The book as a whole is about the CT approach to culture, or wokism if you want to call it that. Which sees various groups only in a simplistic hierarchy of oppression where one side is passive and oppressed, and the other side is the oppressor and the action of the oppression is described through an abstract term that is damed hard to define in terms of a materially real explanation and in fact is often defined to shut down any discussion of mechanism (in this his argument is similar to the socialist Adolph Reed.)

He's not wrong that a lot of feminism is entangled with Critical Theory, and has been for many years. Academic feminism was largely taken over by it years ago, which is why so many women's studies departments became gender studies departments. A lot of the CT stuff that has become ubiquitous had it's start in feminism. And it was very evident in the MeToo movement. Thats not to say that is all there is to feminism but it's absolutely there, and it's as damaging as it is in antiracism or gender ideology or anywhere else.

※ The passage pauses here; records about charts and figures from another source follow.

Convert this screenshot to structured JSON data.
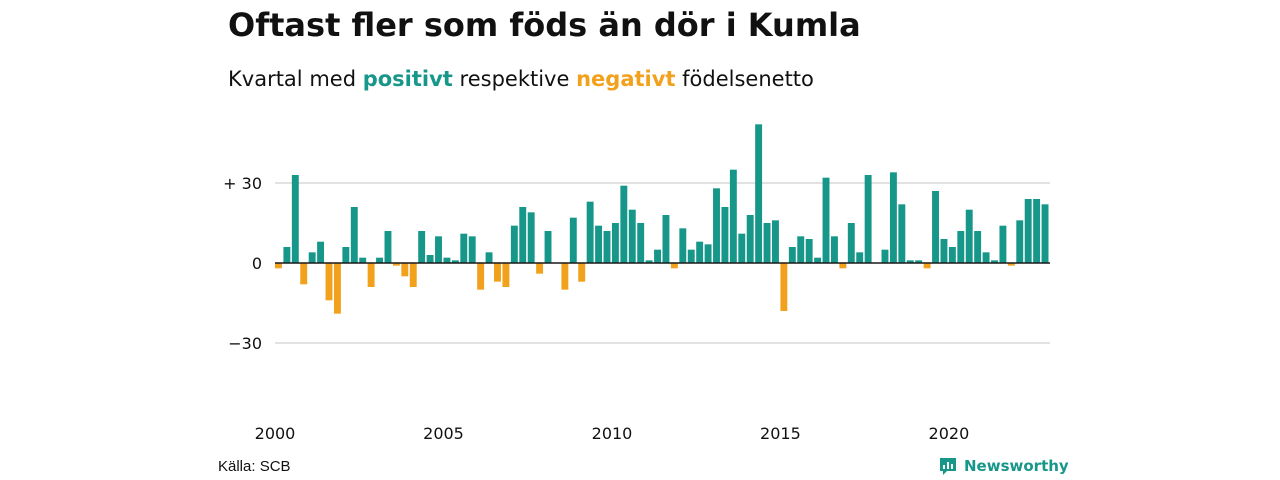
{
  "header": {
    "title": "Oftast fler som föds än dör i Kumla",
    "subtitle_before": "Kvartal med",
    "subtitle_positive": "positivt",
    "subtitle_middle": "respektive",
    "subtitle_negative": "negativt",
    "subtitle_after": "födelsenetto"
  },
  "footer": {
    "source": "Källa: SCB",
    "brand": "Newsworthy",
    "brand_icon": "newsworthy-logo-icon"
  },
  "colors": {
    "positive": "#17978a",
    "negative": "#f2a11c",
    "grid": "#d9d9d9",
    "zero_line": "#1a1a1a"
  },
  "chart_data": {
    "type": "bar",
    "title": "Oftast fler som föds än dör i Kumla",
    "subtitle": "Kvartal med positivt respektive negativt födelsenetto",
    "x_start": "2000 Q1",
    "x_ticks": [
      {
        "year": 2000,
        "label": "2000"
      },
      {
        "year": 2005,
        "label": "2005"
      },
      {
        "year": 2010,
        "label": "2010"
      },
      {
        "year": 2015,
        "label": "2015"
      },
      {
        "year": 2020,
        "label": "2020"
      }
    ],
    "y_ticks": [
      {
        "value": 30,
        "label": "+ 30"
      },
      {
        "value": 0,
        "label": "0"
      },
      {
        "value": -30,
        "label": "−30"
      }
    ],
    "ylim": [
      -40,
      54
    ],
    "grid": true,
    "values": [
      -2,
      6,
      33,
      -8,
      4,
      8,
      -14,
      -19,
      6,
      21,
      2,
      -9,
      2,
      12,
      -1,
      -5,
      -9,
      12,
      3,
      10,
      2,
      1,
      11,
      10,
      -10,
      4,
      -7,
      -9,
      14,
      21,
      19,
      -4,
      12,
      0,
      -10,
      17,
      -7,
      23,
      14,
      12,
      15,
      29,
      20,
      15,
      1,
      5,
      18,
      -2,
      13,
      5,
      8,
      7,
      28,
      21,
      35,
      11,
      18,
      52,
      15,
      16,
      -18,
      6,
      10,
      9,
      2,
      32,
      10,
      -2,
      15,
      4,
      33,
      0,
      5,
      34,
      22,
      1,
      1,
      -2,
      27,
      9,
      6,
      12,
      20,
      12,
      4,
      1,
      14,
      -1,
      16,
      24,
      24,
      22
    ]
  }
}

That's not to say Murray has everything right but he's not attacking feminism off the cuff, it's part of the same argument he's making with the entire book and he's right that it has affected feminism negatively.

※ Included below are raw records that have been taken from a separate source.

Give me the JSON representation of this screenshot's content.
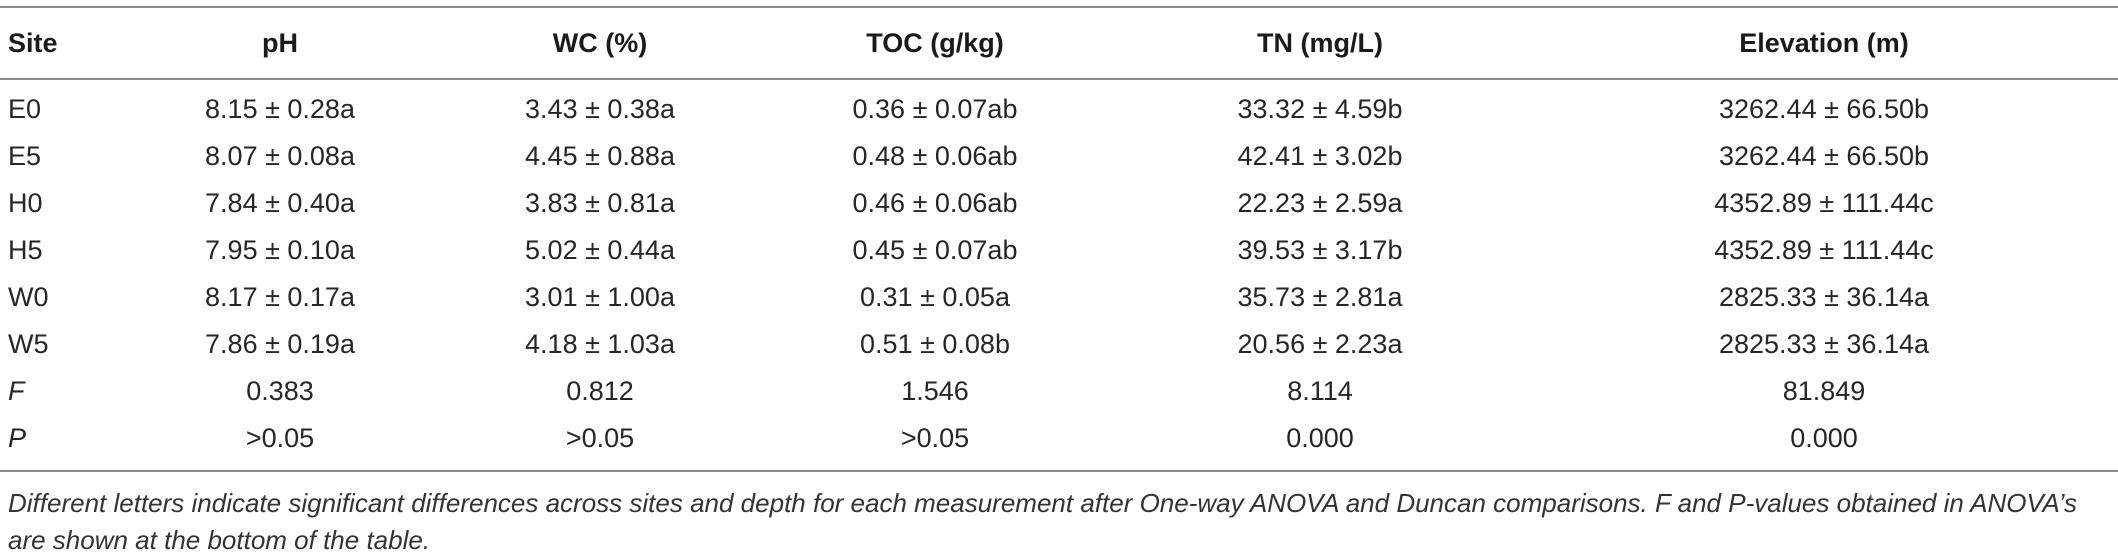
{
  "table": {
    "headers": [
      "Site",
      "pH",
      "WC (%)",
      "TOC (g/kg)",
      "TN (mg/L)",
      "Elevation (m)"
    ],
    "rows": [
      [
        "E0",
        "8.15 ± 0.28a",
        "3.43 ± 0.38a",
        "0.36 ± 0.07ab",
        "33.32 ± 4.59b",
        "3262.44 ± 66.50b"
      ],
      [
        "E5",
        "8.07 ± 0.08a",
        "4.45 ± 0.88a",
        "0.48 ± 0.06ab",
        "42.41 ± 3.02b",
        "3262.44 ± 66.50b"
      ],
      [
        "H0",
        "7.84 ± 0.40a",
        "3.83 ± 0.81a",
        "0.46 ± 0.06ab",
        "22.23 ± 2.59a",
        "4352.89 ± 111.44c"
      ],
      [
        "H5",
        "7.95 ± 0.10a",
        "5.02 ± 0.44a",
        "0.45 ± 0.07ab",
        "39.53 ± 3.17b",
        "4352.89 ± 111.44c"
      ],
      [
        "W0",
        "8.17 ± 0.17a",
        "3.01 ± 1.00a",
        "0.31 ± 0.05a",
        "35.73 ± 2.81a",
        "2825.33 ± 36.14a"
      ],
      [
        "W5",
        "7.86 ± 0.19a",
        "4.18 ± 1.03a",
        "0.51 ± 0.08b",
        "20.56 ± 2.23a",
        "2825.33 ± 36.14a"
      ],
      [
        "F",
        "0.383",
        "0.812",
        "1.546",
        "8.114",
        "81.849"
      ],
      [
        "P",
        ">0.05",
        ">0.05",
        ">0.05",
        "0.000",
        "0.000"
      ]
    ]
  },
  "footnote": "Different letters indicate significant differences across sites and depth for each measurement after One-way ANOVA and Duncan comparisons. F and P-values obtained in ANOVA’s are shown at the bottom of the table."
}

EdgeOfACoin · 05/04/2021 16:17

I haven't read either Twilight or 50 Shades, but I believe that 50 Shades started off as Twilight fanfic before evolving into its own story.

That might explain the parallels between the two.

GoingThruTheMotions · 05/04/2021 16:51

They are both mired in anti feminist push to be honest.

The premise of Twilight is: Girl goes out with stalker. He gaslights her, She clings to him. She rejects the normal guy. Goes all prolife when she gets pregnant and her baby tries to kill her. Said baby then has a relationship with overtones of pedaphila with rejected guy. Oh and sparkly vampires.

50 shades: Girl goes out with stalker. His stalker then stalks her. He sends out mixed messages and buys her things. She has a wax. Anal. Then a baby, which he lovingly fits into his life despite all evidence in the other books that he's a selfish person who'd make a terrible dad. No vampires. Buttplugs in lieu of vampires.

SmokedDuck · 06/04/2021 00:09

Twilight was apparently inspired by Wuthering Heights.

Which makes a weird kind of sense, if you imagine Heathcliff was a vampire and the whole thing turned out ok. Instead of love so intense and all consuming is bad and makes you a sort of ghost, it's good and makes you a sexy high school vampire.

NotTerfNorCis · 06/04/2021 00:15

Heathcliff was a nasty bastard though. He benefited through having no police around to control his behaviour. As I remember, Edward in Twilight is sparkly and nice, not feeding on humans. He's not made of the same stuff as the Anne Rice vampires.